An Introduction to New Testament Christology
Commonweal, June 2, 1995 by Lawrence S. Cunningham
By Raymond E. Brown, Paulist, $9.95., 226 pp.
This present work, I suspect, is to help the nonspecialist understand the current debates about the person and meaning of Jesus Christ as the New Testament presents him. It is also clear that he wishes to show, in a nonpolemical fashion, that certain highly touted contemporary books about Jesus are based on little evidence, much guesswork, and not a little media hype. At the same time, he is explicitly aware that a certain naive fundamentalism is unhealthy. What Brown intends, in short, is to show that one can be at home with the historic-doctrinal tradition of Christology without attempting to read retrospectively into the New Testament insights and dogmatic formulations which took the Christian community centuries of thought and reflection at which to arrive. To put it plainly: to understand how one marries contemporary biblical studies with the ongoing tradition of theology one must develop a sense of history to avoid (I think the phrase is Michael Novak's) "ahistorical orthodoxy."

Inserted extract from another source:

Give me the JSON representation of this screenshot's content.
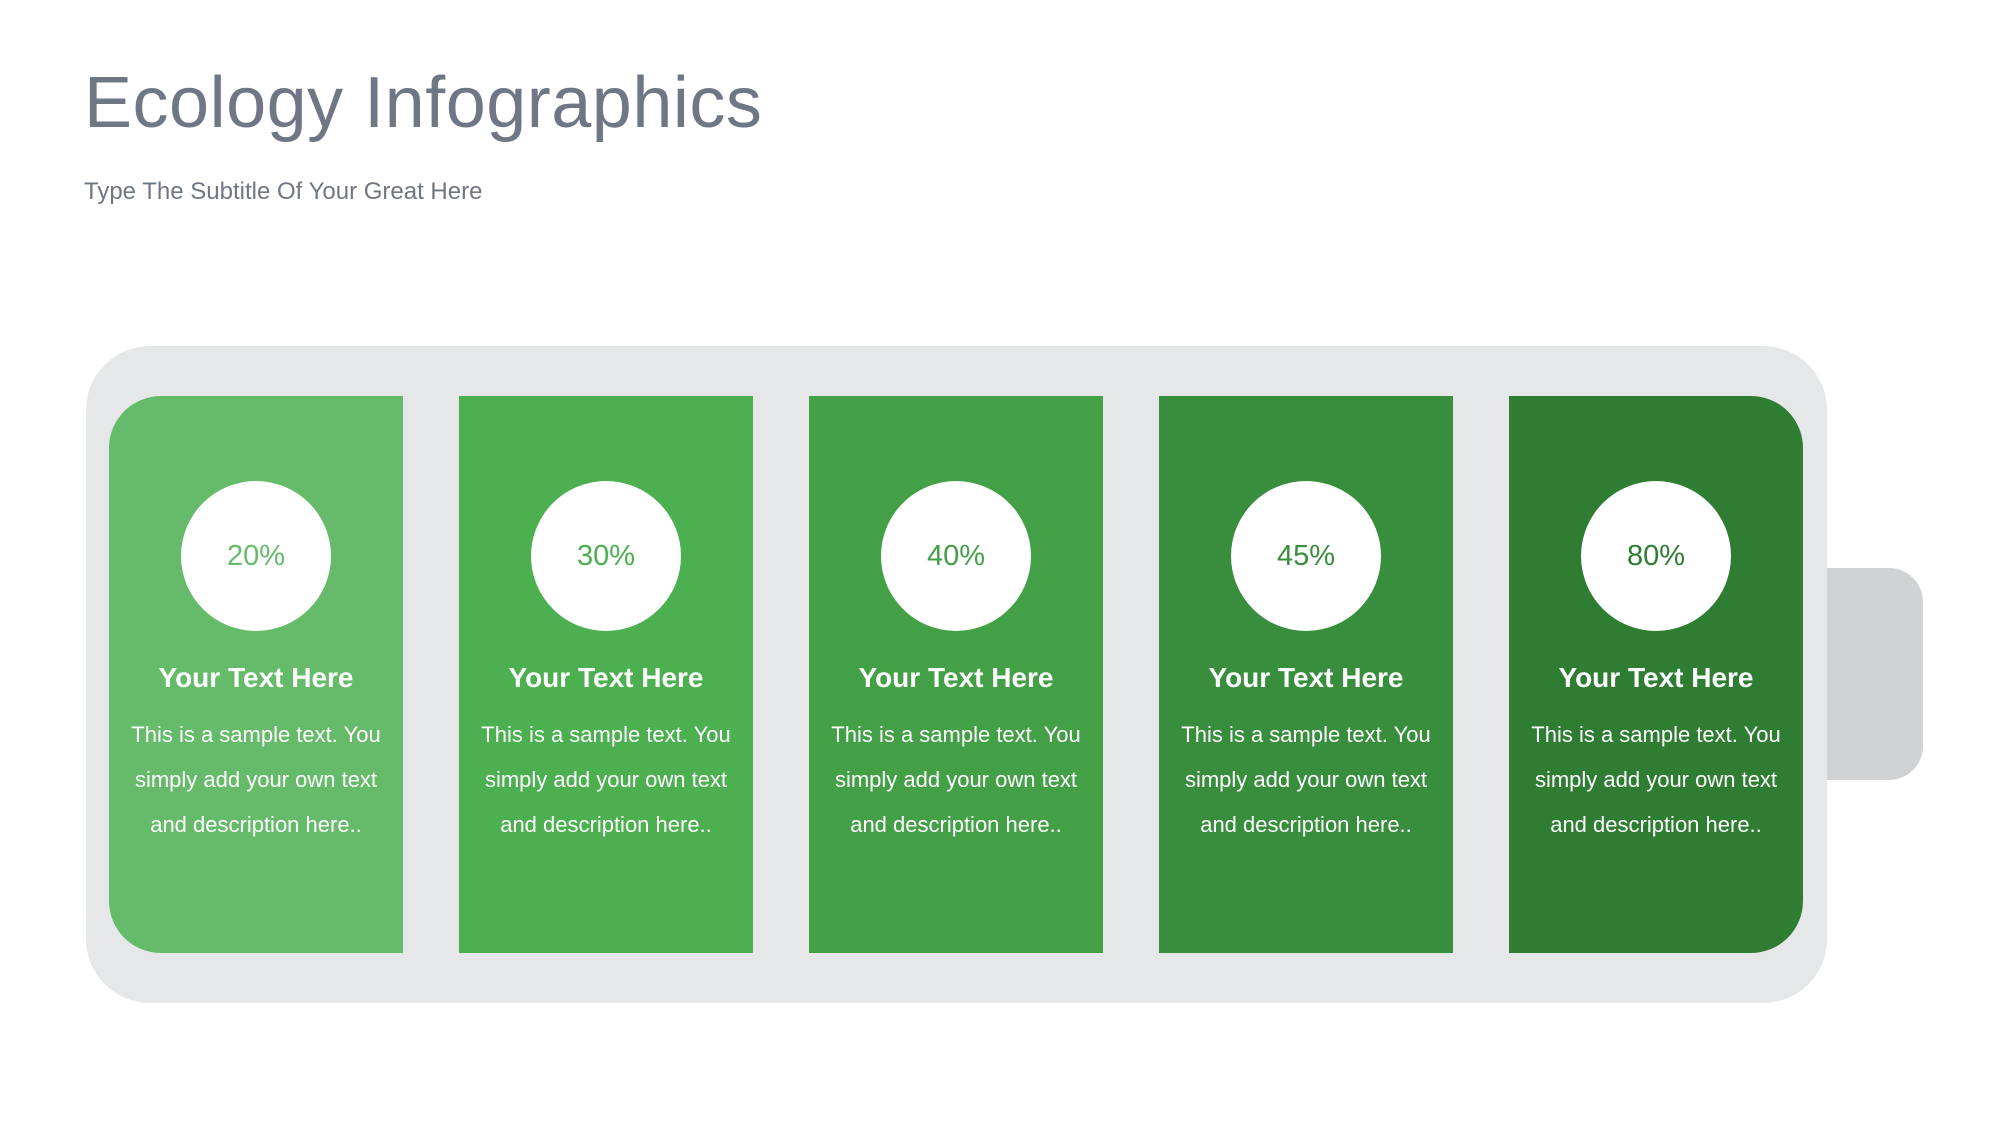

Brown begins with an introductory section on the range of Christological interpretations available today, that is, from nonscholarly conservatism through both scholarly and nonscholarly liberalism to moderate scholarly conservativism. He follows that with a series of chapters which show, among other things, that one must sort out various Christologies (there is no such thing as one New Testament Christology) and what these facets of understanding indeed teach us. Within that discussion, he assesses a series of perennially asked questions: Does the New Testament call Jesus "God" What consciousness did Jesus have of his divinity? What is the significance of "preministry" Christologies (that is, the infancy of Jesus; his youth)? What connections are there or could there be between "high Christologies" like that found in John's Prologue with Christologies found in the synoptics?
In passing, Brown then makes judgments about the work of both exegetes and systematic theologians. More detailed questions are laid out in a series of appendices. The very brief annotated bibliography is a thermometer of Brown's own predilections: he would identify himself with biblical scholars like James Dunn, Joseph Fitzmyer, John Meier, and Reginald Fuller as well as theologians like Walter Kasper. His disdain for the "Jesus Seminar" circle is patent.
Brown's book would be of interest to anyone who seeks to see a lucid argument for the fruits of biblical scholarship put to the service of the Christian theological tradition. In that sense its value is exemplary not only for Christology but for its power to correlate New Testament research to theological reflection. I can easily see it as a text for serious, nontechnical classes in the New Testament.